Most of the code is to do with handling the character buffer but I've also refactored doTemperatureMeasurement(), separating out the code that determines the actual temperature into a new function, readTemperature(). This is used in the loop() function if the new message is heard on the wire.
const byte potPin = 0;         //pin that the temperature sensor is attached to
long temperature = 0;         //the current temperature
long previousMillis = 0;       // will store last time temperature was updated
const long interval = 500;     // interval at which to check the temperature
const byte maxSerialChars = 8;
char buffer[maxSerialChars];

void setup() {
 Serial.begin(9600);
 Serial.flush();
 analogReference(INTERNAL);
}

void loop() {
 if (Serial.available()>0) {
  delay(100);
  int numChars = Serial.available();
  int index = 0;
  if (numChars > maxSerialChars) {
   numChars = maxSerialChars;
  }
  while (numChars--) {
   buffer[index++] = Serial.read();
  }
  if (buffer[0] == 'g' && buffer[4] == 't') {
   printTemperature(readTemperature());
  }
  for (byte x=0; x<maxSerialChars; x++) {
   buffer[x] = '\0';
  }
 }

 unsigned long currentMillis = millis();
 if(currentMillis - previousMillis > interval) {
  doTemperatureMeasurement();
  previousMillis = currentMillis;
 }
}

void printTemperature(int value) {
 byte len = 4;
 if (value == 100) len = 5;
 char buffer[len];
 sprintf(buffer, "%3i.%1i", value / 10, value % 10);
 Serial.println(buffer);
}

int readAverage() {
 int span = 20;
 int aRead = 0;
 for (int i = 0; i < span; i++) {
  aRead = aRead+analogRead(potPin);
 }
 return aRead / span;
}

long readTemperature() {
 int aRead = readAverage();
 return ((100*1.1*aRead)/1024)*10;
}

void doTemperatureMeasurement() {
 long newTemperature = readTemperature();
 if (newTemperature != temperature) {
  temperature = newTemperature;
  printTemperature(temperature);
 }
}

Processing(version 2)

This this new code in place you can test the special message by opening the serial monitor and typing in 'get temp' but lets update the Processing application to make use of this new feature. Actually, we only need to add one extra line of code to the Processing application! On the line after we open the serial port and before we load the font, add the line:
port.write("get temp");
That's it.

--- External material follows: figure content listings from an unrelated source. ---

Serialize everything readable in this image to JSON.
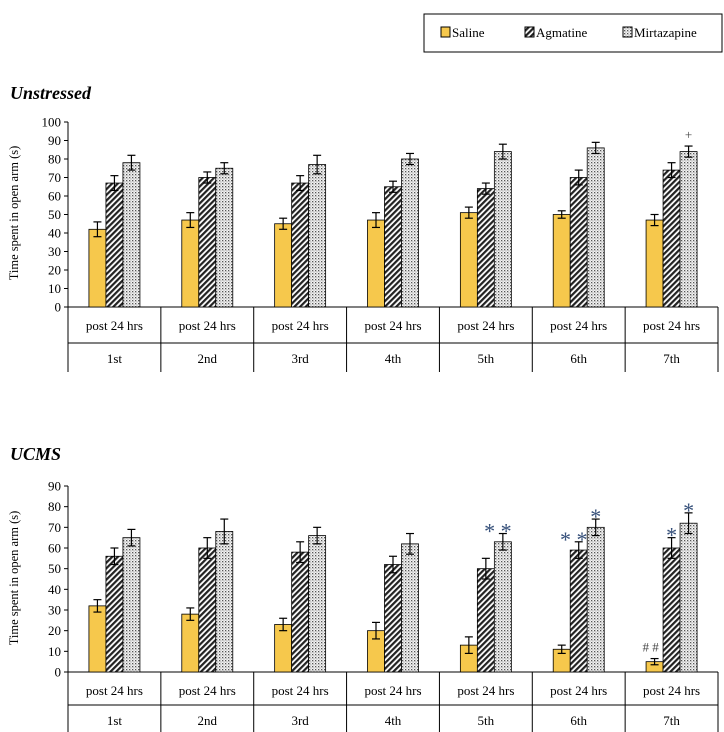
{
  "legend": {
    "entries": [
      "Saline",
      "Agmatine",
      "Mirtazapine"
    ]
  },
  "colors": {
    "saline": "#f6c84c",
    "hatch": "#222222",
    "dots": "#555555",
    "star": "#36507a"
  },
  "chart_data": [
    {
      "type": "bar",
      "title": "Unstressed",
      "ylabel": "Time spent in open arm (s)",
      "ylim": [
        0,
        100
      ],
      "yticks": [
        0,
        10,
        20,
        30,
        40,
        50,
        60,
        70,
        80,
        90,
        100
      ],
      "categories": [
        "post 24 hrs",
        "post 24 hrs",
        "post 24 hrs",
        "post 24 hrs",
        "post 24 hrs",
        "post 24 hrs",
        "post 24 hrs"
      ],
      "groups": [
        "1st",
        "2nd",
        "3rd",
        "4th",
        "5th",
        "6th",
        "7th"
      ],
      "series": [
        {
          "name": "Saline",
          "pattern": "solid",
          "values": [
            42,
            47,
            45,
            47,
            51,
            50,
            47
          ],
          "errors": [
            4,
            4,
            3,
            4,
            3,
            2,
            3
          ]
        },
        {
          "name": "Agmatine",
          "pattern": "hatch",
          "values": [
            67,
            70,
            67,
            65,
            64,
            70,
            74
          ],
          "errors": [
            4,
            3,
            4,
            3,
            3,
            4,
            4
          ]
        },
        {
          "name": "Mirtazapine",
          "pattern": "dots",
          "values": [
            78,
            75,
            77,
            80,
            84,
            86,
            84
          ],
          "errors": [
            4,
            3,
            5,
            3,
            4,
            3,
            3
          ]
        }
      ],
      "annotations": [
        {
          "series": "Mirtazapine",
          "group": "7th",
          "text": "+"
        }
      ],
      "legend_position": "top-right",
      "grid": false
    },
    {
      "type": "bar",
      "title": "UCMS",
      "ylabel": "Time spent in open arm (s)",
      "ylim": [
        0,
        90
      ],
      "yticks": [
        0,
        10,
        20,
        30,
        40,
        50,
        60,
        70,
        80,
        90
      ],
      "categories": [
        "post 24 hrs",
        "post 24 hrs",
        "post 24 hrs",
        "post 24 hrs",
        "post 24 hrs",
        "post 24 hrs",
        "post 24 hrs"
      ],
      "groups": [
        "1st",
        "2nd",
        "3rd",
        "4th",
        "5th",
        "6th",
        "7th"
      ],
      "series": [
        {
          "name": "Saline",
          "pattern": "solid",
          "values": [
            32,
            28,
            23,
            20,
            13,
            11,
            5
          ],
          "errors": [
            3,
            3,
            3,
            4,
            4,
            2,
            1.5
          ]
        },
        {
          "name": "Agmatine",
          "pattern": "hatch",
          "values": [
            56,
            60,
            58,
            52,
            50,
            59,
            60
          ],
          "errors": [
            4,
            5,
            5,
            4,
            5,
            4,
            5
          ]
        },
        {
          "name": "Mirtazapine",
          "pattern": "dots",
          "values": [
            65,
            68,
            66,
            62,
            63,
            70,
            72
          ],
          "errors": [
            4,
            6,
            4,
            5,
            4,
            4,
            5
          ]
        }
      ],
      "annotations": [
        {
          "series": "Mirtazapine",
          "group": "5th",
          "text": "* *"
        },
        {
          "series": "Agmatine",
          "group": "6th",
          "text": "* *"
        },
        {
          "series": "Mirtazapine",
          "group": "6th",
          "text": "*"
        },
        {
          "series": "Agmatine",
          "group": "7th",
          "text": "*"
        },
        {
          "series": "Mirtazapine",
          "group": "7th",
          "text": "*"
        },
        {
          "series": "Saline",
          "group": "7th",
          "text": "# #"
        }
      ],
      "grid": false
    }
  ]
}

The Processing application will now load the temperature almost straight away. Not only will it not have to wait for the thermo sensor to register a temperature change but it also won't have to wait for the half second to pass as it did in the first version.

Next?

So, what's next? I'm not sure where I'll take the this thermo sensor device but a few thoughts occur to me. It would be nice to make the device perminent, perhaps by popping the microprocessor off the Arduino board (you can replace the chip fairly easily) and getting rid of the breadboard too.
It also might be interesting to investigate replacing the USB serial connection with perhaps a bluetooth connection or even a WiFi connection.